Maris Degener, Concord, is not an ordinary 20-year-old. At 13 she was hospitalized with life-threatening anorexia. Today, she is a sensation who has grabbed the attention of thousands who suffer or suffered from mental health issues including depression, anxiety, and eating disorders. She has become an inspiration, a voice of positivity, a mentor whose star keeps rising.
We first told her story two years ago, (“Yoga Saved My Life”, Diablo Gazette, September 2016) shortly after she had graduated from Clayton Valley Charter High and was already making waves in the media. At 17, she was an established Yoga instructor. Degener was an extremely articulate teenager who spoke with incredible authenticity and maturity. Even then, she had accomplished notoriety that most of us won’t achieve in a lifetime. Not because of her illness, but because through her recovery process she has summoned the self-awareness and inner strength to overcome it and pave an enlightened drive to succeed at life; she had become an inspiration.
To bring you up to speed, at age 13, Maris was hospitalized with life-threatening anorexia. While recovering, and on bed rest, she begged her doctor to let her be active. They agreed that Yoga would be a gentle enough form of exercise during her rehabilitation. She answered an ad for a Yoga class and fortunately, she connected with Yoga.
“Something clicked. I was able to make the connection between what was going on in my head and my body,” says Degener. “Yoga gave me more awareness.” Then Maris began blogging, expressing her most intimate emotions.
Her blog writings are savvy and mature beyond her years, loaded with life lessons, wisdom, and naked honesty. Thanks to an alert online CNN reporter Ashley Strickland who first reported Degener’s story, it has spread on websites and blogs across the globe. CNN.com, Kids Yoga Daily, Seventeen, Girl’s Life Magazine, AboutfaceGPA, sweat.com, essentialkids.com.au (Australia), and on several Radio podcasts, to name a few of the publishers who have covered Degener’s remarkable story of enlightenment. She won the top award at Clayton Valley and delivered the graduation address. She’s been on the cover of CNN Health, spoken to hundreds of audiences through podcasts and school guest presentations, and been a keynote speaker at the Women’s Strength Summit.
Degener is currently in her third year at UC Santa Cruz studying Psychology and Social Justice. Her life story is now being shared on the big screen. Yes, Maris made a movie. The documentary, “I am Maris” is being met with great success. “We’ve had great festival screenings at the Ashland Independent Film Festival, Kansas City FilmFest, Santa Cruz Film Festival, and Mill Valley Film Festival.”
In “I Am Maris,” director Laura VanZee Taylor looks back through Degener’s anxiety, depression and eating disorder through high school. Taylor told the UCSC campus paper, City On a Hill Press (CHP), that Degener’s paintings on Facebook portraying young women with solemn eyes and saddened faces caught her attention. Taylor then began reading Degener’s blog, yogamaris.net, where she found Degener’s personal testimony of living with mental illness.
“Her writing was so poetic, so beautiful and so honest and vulnerable,” Taylor said. Originally, Taylor told CHP that she was just going to take her artwork and have it animated. But as had happened with so many who have stumbled upon Degener’s story, she became engrossed with its raw honesty.
In the film, Taylor begins by interviewing Degener and her family regarding Degener’s journey of self-acceptance. “I Am Maris” categorizes Degener’s process of recovery into two yoga poses — the child’s resting pose, showing her pain, and the strong spider pose, showing triumph. Throughout the film, Taylor includes Degener practicing yoga while she tells her story of overcoming self-doubt.
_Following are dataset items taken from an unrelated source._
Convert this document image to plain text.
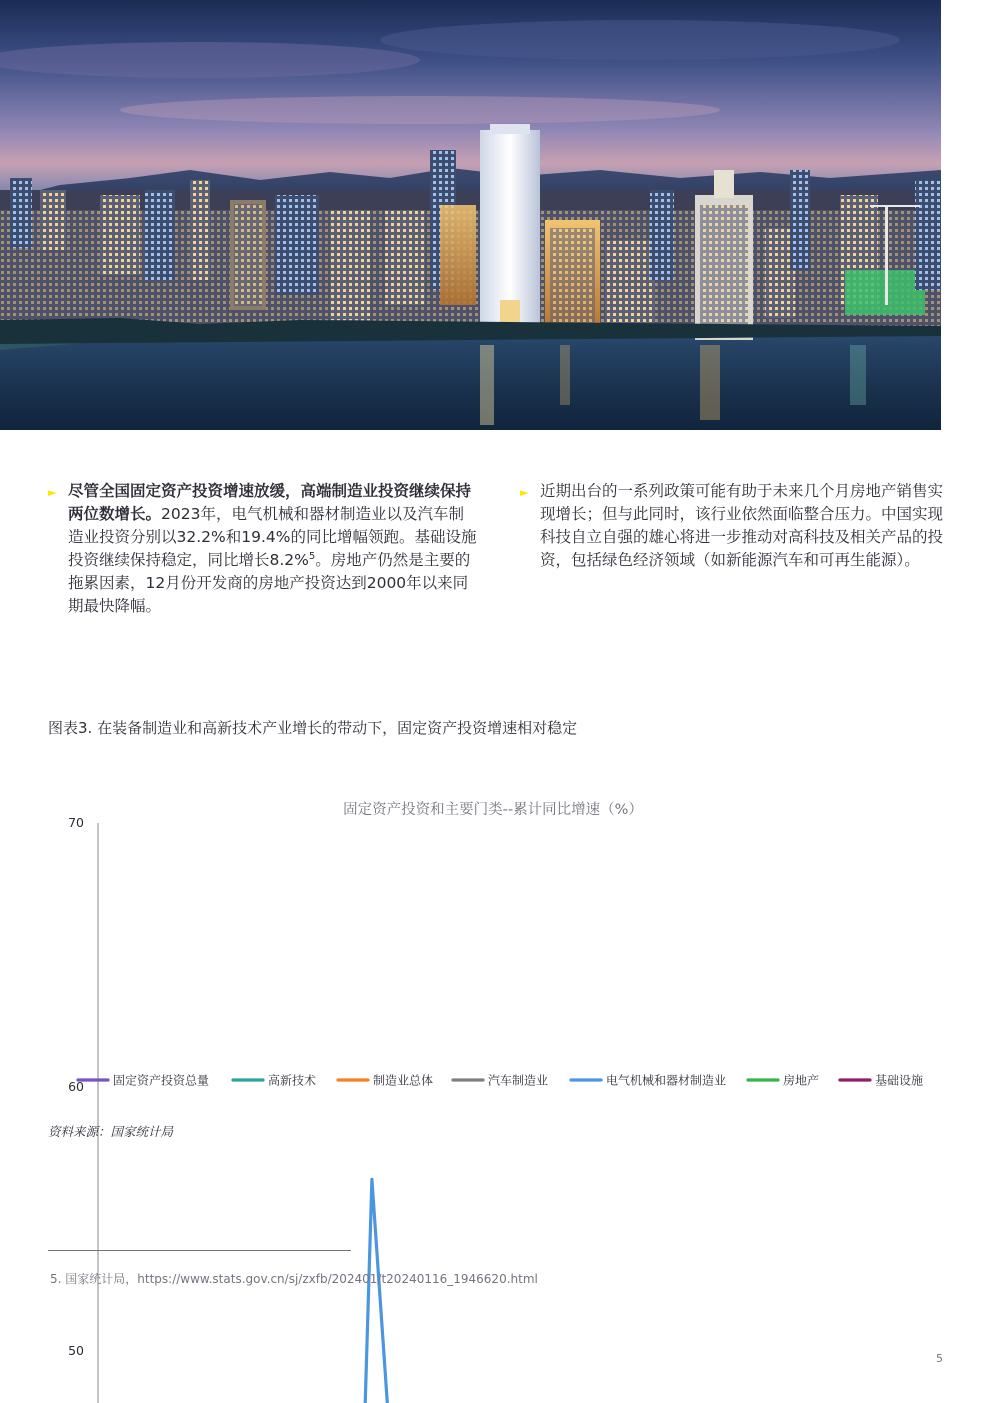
► 尽管全国固定资产投资增速放缓，高端制造业投资继续保持两位数增长。2023年，电气机械和器材制造业以及汽车制造业投资分别以32.2%和19.4%的同比增幅领跑。基础设施投资继续保持稳定，同比增长8.2%$^5$。房地产仍然是主要的拖累因素，12月份开发商的房地产投资达到2000年以来同期最快降幅。
► 近期出台的一系列政策可能有助于未来几个月房地产销售实现增长；但与此同时，该行业依然面临整合压力。中国实现科技自立自强的雄心将进一步推动对高科技及相关产品的投资，包括绿色经济领域（如新能源汽车和可再生能源）。
图表3. 在装备制造业和高新技术产业增长的带动下，固定资产投资增速相对稳定
固定资产投资和主要门类--累计同比增速（%）
70
60
50
固定资产投资总量	高新技术	制造业总体	汽车制造业	电气机械和器材制造业	房地产	基础设施
资料来源：国家统计局
5. 国家统计局，https://www.stats.gov.cn/sj/zxfb/202401/t20240116_1946620.html
5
“Not only can someone with a mental illness and an eating disorder survive and heal,” Taylor said, “but that they can really thrive and lead an incredible life and have a huge impact on the world.”
In “I Am Maris,” Taylor reveals Degener’s animated artwork while Degener narrates how she felt in states of anxiety and depression.
“I started picking up on all the things my teachers were really saying,” Degener said in an interview, “about stepping back and really noticing where the thoughts are going and questioning the way your mind twists things.”
She began to love herself again, and rather than causing harm to her body, she healed. Her therapist noticed Degener’s art morph as she recovered.
Degener is grateful to everyone who has helped her along the way. “The only message I want to send is this: Talk about your story; share it, write it, sing it, create it. Nothing but opportunity has come from telling my own.” People want to listen, they want to connect. They want to hear who you are.”
In “I Am Maris,” Degener shared her wounds to show we all face struggles. When asked what she sees in her future, she said she will follow wherever this continues to lead her for now. Degener teaches yoga on campus and continues to share her positive message. She makes appearances, paid speaking engagements at schools, churches, and treatment centers, and accompanies private screenings of her film. She is not an ordinary 20-year-old.